4 Essential Principals for Sewing Photography

I’m not going to lie: taking good quality photos for the blog is hard.  It was especially tough when I had a shaky plastic tripod and had to run back and forth to hit the timer button on my camera.  After writing the blog for so long, there’s a few photography tricks I learned that improved the quality of the photos I took, and thought would be worth sharing with readers as well.

1. It doesn’t matter what kind of camera you have
Sure, a DSLR like the one pictured above is great, but it doesn’t mean diddly if you don’t know how to use it.  I use my iPhone regularly for blog photos and I used point-and-shoot cameras in the past.  In fact, the DSLR camera I currently isn’t even the latest and greatest technology, it’s over 10 years old.  However, I read the manual, played around with it, and even took a digital photography class to learn more about it.  The bottom line is: if you don’t know how to use your equipment, you’re not going to get great photos.

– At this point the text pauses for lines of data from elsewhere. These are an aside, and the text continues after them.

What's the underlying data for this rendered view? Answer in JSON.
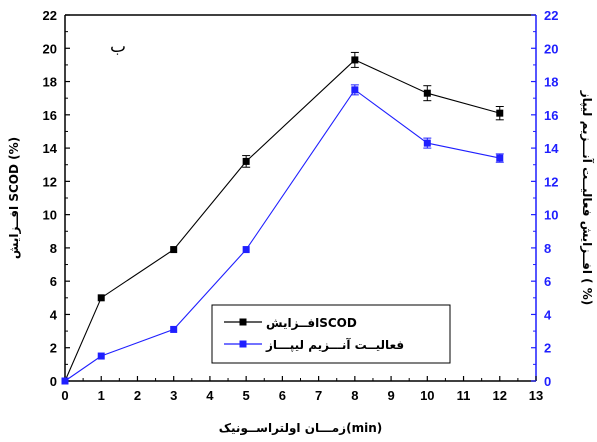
{
  "chart_data": {
    "type": "line",
    "panel_label": "ب",
    "xlabel": "زمـــان اولتراســونیک(min)",
    "ylabel_left": "افــزایش SCOD (%)",
    "ylabel_right": "افــزایش فعالیــت آنـــزیم لیپاز ( %)",
    "xlim": [
      0,
      13
    ],
    "ylim_left": [
      0,
      22
    ],
    "ylim_right": [
      0,
      22
    ],
    "x_ticks": [
      0,
      1,
      2,
      3,
      4,
      5,
      6,
      7,
      8,
      9,
      10,
      11,
      12,
      13
    ],
    "y_ticks": [
      0,
      2,
      4,
      6,
      8,
      10,
      12,
      14,
      16,
      18,
      20,
      22
    ],
    "grid": false,
    "legend_position": "bottom-right",
    "series": [
      {
        "name": "افــزایشSCOD",
        "axis": "left",
        "color": "#000000",
        "marker": "square",
        "x": [
          0,
          1,
          3,
          5,
          8,
          10,
          12
        ],
        "y": [
          0,
          5.0,
          7.9,
          13.2,
          19.3,
          17.3,
          16.1
        ],
        "error": [
          0,
          0,
          0,
          0.35,
          0.45,
          0.45,
          0.4
        ]
      },
      {
        "name": "فعالیــت آنـــزیم لیپـــاز",
        "axis": "right",
        "color": "#1f1fff",
        "marker": "square",
        "x": [
          0,
          1,
          3,
          5,
          8,
          10,
          12
        ],
        "y": [
          0,
          1.5,
          3.1,
          7.9,
          17.5,
          14.3,
          13.4
        ],
        "error": [
          0,
          0,
          0,
          0,
          0.3,
          0.3,
          0.25
        ]
      }
    ]
  },
  "colors": {
    "left_axis": "#000000",
    "right_axis": "#1f1fff"
  }
}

2. Timing is key for good outdoor lighting
This is something that I still struggle with, but after learning more about how to use light outside, my photos are improved.  Taking photos outside around noon is the worst time of day – the sun is directly overhead and casts a harsh light downwards and creates lots of shadows.  Instead, try to take photos during the “golden hour” or “magic hour” – it’s the first hour of light after sunrise and the hour before sunset.  The sun is low in the sky at this time and produces a soft glow of light that’s less harsh than during peak afternoon time.

3. Change up your shots – try full-body, close-up, and detail shots
Variety is the spice of life, and shooting different types of angles will give more interest to your garment and create the story you want to tell.  Are you proud of your top-stitching?  Show it off!  Think about how the photos you’re taking will help your reader to understand the fit and details of the sewing pattern and garment, and make sure to capture all elements in your photos.

4. Use photo-editing software 
I live and breathe by Photoshop, and now it’s even more accessable as a monthly subscription to the Adobe Creative Cloud (only $10/mo).  I use Photoshop to tweak the color balance and exposure of my photos, and sometimes I need to do more advanced stuff like erase a sign or a person from the background of my images.  There’s other options, like Picmonkey and Flickr, that can do some basic photo adjustments and give pretty good results.  Regardless of what you choose, adjusting photos post-shoot really elevates the look and feel of your photography and makes them look more professional.

Those are some of the most important principals I always keeps in mind when I head outside to shoot for the blog, and I hope you find them useful as well.



  1. October 13, 2015 / 11:33 am

    Ooh, how exciting! I'm curious to find out more about your course when it's ready. I'm really enjoying figure out more about taking good (reliable) photos, so I'd love to hear your tips too! 🙂

    • October 14, 2015 / 2:02 am

      Thanks Gillian! Should I add you to the email list?